Como qualificar uma organização autônoma descentralizada?
Quando encaramos fenômenos novos ou que não conseguimos compreender completamente, é natural passarmos por processos de assimilação ou comparação para qualificá-los. Com as DAOs não é diferente: elas existem mas suas características são tão sui generis que é quase impossível encaixá-las em conceitos pré-existentes. Mas conceitos que hoje temos por definidos também passaram por períodos de incompreensão, mas posteriormente foram conceitualizados por força das normas legais.
As DAOs, ainda, não foram objeto dessa qualificação legal, então para isso é necessário um exercício de comparação. Tendo em consideração que as decisões de uma DAO são executadas pelo smart contract, que não existe corpo de diretores nem representação externa, que a DAO não está revestida de personalidade, tampouco existe fisicamente em um local, e seu escopo é de promover o financiamento da DAO através de criptoativos compartilhado pelos seus acionistas/tokenholders, a figura legal mais próxima seria da parceria.
Genericamente, é preciso que seja identificado na DAO quatro qualidades para isso: uma estrutura que faça a parceria ter significado, um propósito conjunto, um controle da relação pelos parceiros, e uma distribuição de lucros entre os parceiros.
Essa compreensão traz também consequências em relação a responsabilidade da DAO: por não possuir personalidade ou capacidade legal, seus tokenholders respondem ilimitadamente; além de que a DAO não poderá figurar como parte contratante, significando que não poderá promover nem figurar no polo passivo de demandas.

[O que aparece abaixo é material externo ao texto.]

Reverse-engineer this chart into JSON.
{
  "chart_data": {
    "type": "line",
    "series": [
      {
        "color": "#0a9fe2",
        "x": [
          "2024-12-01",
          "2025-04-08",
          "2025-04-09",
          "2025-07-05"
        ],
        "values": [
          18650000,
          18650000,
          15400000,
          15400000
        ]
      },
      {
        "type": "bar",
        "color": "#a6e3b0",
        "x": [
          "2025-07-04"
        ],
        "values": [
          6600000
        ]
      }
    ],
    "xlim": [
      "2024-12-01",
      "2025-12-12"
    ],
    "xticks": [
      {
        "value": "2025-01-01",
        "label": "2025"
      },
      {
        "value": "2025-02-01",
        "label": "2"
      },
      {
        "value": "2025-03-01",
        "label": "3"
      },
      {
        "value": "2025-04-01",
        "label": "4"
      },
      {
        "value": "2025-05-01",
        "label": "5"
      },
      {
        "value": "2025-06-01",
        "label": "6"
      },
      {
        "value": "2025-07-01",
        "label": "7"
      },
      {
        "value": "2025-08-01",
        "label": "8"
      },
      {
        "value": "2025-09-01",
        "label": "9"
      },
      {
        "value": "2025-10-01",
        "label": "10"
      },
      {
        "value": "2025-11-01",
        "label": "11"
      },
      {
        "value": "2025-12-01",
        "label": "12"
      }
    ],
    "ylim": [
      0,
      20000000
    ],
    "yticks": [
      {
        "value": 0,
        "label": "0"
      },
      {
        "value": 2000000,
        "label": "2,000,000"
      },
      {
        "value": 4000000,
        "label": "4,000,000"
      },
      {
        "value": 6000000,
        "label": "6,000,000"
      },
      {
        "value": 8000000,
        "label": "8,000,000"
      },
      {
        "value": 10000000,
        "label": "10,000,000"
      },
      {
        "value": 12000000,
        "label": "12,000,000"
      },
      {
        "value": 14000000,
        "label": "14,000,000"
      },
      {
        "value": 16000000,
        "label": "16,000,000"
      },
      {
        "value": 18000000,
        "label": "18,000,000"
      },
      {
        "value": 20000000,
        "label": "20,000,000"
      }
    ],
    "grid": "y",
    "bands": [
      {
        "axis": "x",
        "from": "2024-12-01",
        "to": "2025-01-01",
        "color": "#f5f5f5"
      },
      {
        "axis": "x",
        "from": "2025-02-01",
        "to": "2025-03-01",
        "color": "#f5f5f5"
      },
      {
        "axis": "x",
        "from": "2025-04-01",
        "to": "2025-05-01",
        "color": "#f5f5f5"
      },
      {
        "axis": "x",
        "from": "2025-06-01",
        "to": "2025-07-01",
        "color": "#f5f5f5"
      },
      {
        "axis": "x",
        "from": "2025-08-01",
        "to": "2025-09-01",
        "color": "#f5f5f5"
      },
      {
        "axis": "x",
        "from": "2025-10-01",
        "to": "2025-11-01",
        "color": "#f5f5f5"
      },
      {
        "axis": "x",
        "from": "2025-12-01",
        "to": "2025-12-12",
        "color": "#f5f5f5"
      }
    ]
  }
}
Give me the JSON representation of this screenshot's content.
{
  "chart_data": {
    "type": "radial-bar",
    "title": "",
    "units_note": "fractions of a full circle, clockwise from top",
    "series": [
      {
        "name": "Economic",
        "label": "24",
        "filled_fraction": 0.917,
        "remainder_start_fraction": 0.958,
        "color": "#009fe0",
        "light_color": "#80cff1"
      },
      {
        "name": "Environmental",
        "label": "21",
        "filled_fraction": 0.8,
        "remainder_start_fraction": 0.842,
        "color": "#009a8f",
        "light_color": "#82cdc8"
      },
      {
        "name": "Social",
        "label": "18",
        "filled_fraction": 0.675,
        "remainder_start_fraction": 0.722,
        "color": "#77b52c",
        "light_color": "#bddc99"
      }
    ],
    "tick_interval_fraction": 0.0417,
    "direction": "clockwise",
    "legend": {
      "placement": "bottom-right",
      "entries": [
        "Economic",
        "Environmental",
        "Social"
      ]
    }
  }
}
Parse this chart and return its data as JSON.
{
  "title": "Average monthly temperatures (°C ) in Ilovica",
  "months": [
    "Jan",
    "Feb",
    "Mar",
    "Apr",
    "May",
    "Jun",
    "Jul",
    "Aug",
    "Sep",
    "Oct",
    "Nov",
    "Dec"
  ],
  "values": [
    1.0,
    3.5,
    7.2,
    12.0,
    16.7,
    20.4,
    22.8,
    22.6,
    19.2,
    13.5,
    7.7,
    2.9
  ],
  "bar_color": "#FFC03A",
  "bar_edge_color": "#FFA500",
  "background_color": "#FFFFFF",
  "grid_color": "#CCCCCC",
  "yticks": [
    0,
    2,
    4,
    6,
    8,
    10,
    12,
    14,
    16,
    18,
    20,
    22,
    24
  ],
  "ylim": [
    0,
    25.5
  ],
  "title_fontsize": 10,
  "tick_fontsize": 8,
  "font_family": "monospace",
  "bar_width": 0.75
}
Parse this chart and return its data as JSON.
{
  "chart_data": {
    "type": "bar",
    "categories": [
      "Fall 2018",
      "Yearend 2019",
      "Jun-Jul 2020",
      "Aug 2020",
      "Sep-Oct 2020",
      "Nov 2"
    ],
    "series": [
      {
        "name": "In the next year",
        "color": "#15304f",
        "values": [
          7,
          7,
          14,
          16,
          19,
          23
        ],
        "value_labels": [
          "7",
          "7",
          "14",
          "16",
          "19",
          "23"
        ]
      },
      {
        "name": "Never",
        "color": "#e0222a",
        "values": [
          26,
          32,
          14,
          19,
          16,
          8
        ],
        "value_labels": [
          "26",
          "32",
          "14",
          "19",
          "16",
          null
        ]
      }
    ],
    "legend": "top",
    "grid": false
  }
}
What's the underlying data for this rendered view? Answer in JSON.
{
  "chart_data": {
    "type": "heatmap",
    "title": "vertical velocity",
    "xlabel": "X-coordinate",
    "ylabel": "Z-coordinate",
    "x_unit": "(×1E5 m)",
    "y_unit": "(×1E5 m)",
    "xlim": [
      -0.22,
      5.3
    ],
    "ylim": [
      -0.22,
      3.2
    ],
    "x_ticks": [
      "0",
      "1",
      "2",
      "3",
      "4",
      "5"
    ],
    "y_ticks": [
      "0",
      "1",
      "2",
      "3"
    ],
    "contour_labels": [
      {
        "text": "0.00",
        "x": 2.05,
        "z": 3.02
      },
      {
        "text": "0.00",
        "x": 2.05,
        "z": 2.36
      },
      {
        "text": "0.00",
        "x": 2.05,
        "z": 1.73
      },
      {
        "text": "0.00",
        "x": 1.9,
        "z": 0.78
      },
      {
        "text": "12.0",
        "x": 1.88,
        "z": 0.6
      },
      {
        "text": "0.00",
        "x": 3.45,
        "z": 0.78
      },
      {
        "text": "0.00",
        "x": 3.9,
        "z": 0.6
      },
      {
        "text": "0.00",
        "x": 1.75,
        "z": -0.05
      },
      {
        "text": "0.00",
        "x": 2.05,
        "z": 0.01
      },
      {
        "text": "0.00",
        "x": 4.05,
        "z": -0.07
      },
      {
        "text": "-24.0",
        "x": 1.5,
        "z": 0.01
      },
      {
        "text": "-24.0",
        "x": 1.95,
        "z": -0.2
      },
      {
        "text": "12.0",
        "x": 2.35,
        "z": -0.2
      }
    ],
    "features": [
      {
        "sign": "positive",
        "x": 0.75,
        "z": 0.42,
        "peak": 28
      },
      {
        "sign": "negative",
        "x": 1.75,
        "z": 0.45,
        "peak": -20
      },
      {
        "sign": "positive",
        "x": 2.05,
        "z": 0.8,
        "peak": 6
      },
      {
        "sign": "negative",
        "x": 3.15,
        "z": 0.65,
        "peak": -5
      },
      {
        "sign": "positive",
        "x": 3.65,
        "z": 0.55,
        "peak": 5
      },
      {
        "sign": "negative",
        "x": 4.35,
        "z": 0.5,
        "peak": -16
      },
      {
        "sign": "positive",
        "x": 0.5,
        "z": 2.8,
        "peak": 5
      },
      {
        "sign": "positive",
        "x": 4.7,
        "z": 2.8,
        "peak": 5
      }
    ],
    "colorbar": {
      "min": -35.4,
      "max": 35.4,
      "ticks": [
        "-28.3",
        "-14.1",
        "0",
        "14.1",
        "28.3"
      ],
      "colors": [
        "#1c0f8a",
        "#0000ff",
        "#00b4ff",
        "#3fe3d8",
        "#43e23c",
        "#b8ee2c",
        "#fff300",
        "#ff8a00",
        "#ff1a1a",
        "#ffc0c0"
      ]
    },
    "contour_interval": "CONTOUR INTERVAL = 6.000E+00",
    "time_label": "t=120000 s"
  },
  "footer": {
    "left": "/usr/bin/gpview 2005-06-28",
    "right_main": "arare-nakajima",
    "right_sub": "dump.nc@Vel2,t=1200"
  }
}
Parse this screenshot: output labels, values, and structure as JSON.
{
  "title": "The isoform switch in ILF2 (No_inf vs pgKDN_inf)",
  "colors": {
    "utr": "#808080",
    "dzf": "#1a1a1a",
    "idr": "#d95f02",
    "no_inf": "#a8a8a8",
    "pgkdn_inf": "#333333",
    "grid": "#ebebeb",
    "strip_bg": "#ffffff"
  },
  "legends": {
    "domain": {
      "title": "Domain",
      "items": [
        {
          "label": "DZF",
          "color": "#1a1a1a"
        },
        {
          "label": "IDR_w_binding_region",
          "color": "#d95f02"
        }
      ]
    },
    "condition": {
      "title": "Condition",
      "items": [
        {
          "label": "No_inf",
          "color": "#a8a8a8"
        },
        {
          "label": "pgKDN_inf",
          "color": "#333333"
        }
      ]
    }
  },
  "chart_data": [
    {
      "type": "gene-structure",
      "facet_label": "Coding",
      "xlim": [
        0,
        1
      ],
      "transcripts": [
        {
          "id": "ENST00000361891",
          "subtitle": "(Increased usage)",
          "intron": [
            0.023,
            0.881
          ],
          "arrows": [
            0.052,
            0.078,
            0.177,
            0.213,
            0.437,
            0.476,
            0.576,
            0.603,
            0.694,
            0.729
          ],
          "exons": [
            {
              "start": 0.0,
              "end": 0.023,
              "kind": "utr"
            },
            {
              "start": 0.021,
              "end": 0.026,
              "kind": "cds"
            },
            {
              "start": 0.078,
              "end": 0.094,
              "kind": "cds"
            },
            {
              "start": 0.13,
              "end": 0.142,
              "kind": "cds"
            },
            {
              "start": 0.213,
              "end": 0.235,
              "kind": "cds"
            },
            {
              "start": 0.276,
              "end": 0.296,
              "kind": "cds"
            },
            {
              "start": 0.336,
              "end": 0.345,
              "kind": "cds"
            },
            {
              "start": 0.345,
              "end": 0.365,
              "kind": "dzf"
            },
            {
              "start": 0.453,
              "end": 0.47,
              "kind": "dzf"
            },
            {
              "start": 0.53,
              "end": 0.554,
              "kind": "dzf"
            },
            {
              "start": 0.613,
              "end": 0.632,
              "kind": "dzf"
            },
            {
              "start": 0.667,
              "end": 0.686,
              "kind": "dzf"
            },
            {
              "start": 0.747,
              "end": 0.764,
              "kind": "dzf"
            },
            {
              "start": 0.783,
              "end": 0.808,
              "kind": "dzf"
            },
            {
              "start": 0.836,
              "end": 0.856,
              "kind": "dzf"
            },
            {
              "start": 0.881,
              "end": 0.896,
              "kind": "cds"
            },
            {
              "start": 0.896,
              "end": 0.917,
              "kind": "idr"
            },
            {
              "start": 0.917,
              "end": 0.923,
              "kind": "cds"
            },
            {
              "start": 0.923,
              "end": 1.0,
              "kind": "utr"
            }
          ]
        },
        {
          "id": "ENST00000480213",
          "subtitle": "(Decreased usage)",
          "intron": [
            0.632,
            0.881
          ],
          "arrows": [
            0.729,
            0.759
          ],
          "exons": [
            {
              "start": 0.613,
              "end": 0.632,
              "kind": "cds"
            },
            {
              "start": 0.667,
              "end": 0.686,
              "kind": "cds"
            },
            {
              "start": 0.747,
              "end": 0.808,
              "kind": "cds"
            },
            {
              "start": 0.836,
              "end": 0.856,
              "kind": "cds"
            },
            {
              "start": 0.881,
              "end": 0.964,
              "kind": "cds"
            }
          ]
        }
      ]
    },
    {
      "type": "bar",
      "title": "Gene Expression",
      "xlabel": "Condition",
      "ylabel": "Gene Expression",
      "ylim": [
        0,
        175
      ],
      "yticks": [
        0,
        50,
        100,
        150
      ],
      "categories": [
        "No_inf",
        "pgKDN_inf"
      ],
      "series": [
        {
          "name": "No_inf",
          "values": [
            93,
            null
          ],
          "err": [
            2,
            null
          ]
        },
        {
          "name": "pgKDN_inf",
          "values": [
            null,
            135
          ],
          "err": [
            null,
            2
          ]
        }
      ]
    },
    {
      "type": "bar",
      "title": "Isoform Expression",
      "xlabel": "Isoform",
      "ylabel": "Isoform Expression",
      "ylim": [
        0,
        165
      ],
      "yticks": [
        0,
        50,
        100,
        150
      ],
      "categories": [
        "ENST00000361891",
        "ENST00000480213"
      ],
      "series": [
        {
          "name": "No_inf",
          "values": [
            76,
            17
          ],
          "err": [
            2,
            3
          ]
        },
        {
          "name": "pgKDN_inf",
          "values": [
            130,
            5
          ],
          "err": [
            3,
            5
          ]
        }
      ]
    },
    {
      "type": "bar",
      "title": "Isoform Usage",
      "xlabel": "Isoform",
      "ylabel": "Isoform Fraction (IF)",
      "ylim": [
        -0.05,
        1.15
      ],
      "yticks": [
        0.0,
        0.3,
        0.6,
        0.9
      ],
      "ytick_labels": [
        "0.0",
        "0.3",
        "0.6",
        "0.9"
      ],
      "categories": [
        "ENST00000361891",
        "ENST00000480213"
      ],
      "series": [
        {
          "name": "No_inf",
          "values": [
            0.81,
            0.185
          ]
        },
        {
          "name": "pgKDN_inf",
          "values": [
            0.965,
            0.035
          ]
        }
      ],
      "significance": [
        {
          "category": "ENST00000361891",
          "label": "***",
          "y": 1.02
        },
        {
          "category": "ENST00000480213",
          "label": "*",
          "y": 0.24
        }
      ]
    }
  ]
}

Porém, essas consequências podem ser mitigadas utilizando-se de ferramentas dentro da DAO, como a nomeação de representantes, ou através da combinação de contratos onde se invista uma personalidade à DAO como a de uma entidade. Além disso, a natureza pseudoanônima da blockchain representa um nível a mais de proteção para seus membros.
FONTE: Desafios na qualificação jurídica das organizações autónomas descentralizadas (DAOs): oaparecimento da “criptossociedade”?, de ANTÓNIO GARCIA ROLO, CIDP RESEARCH PAPER N.o 11/2022 JULY 2022.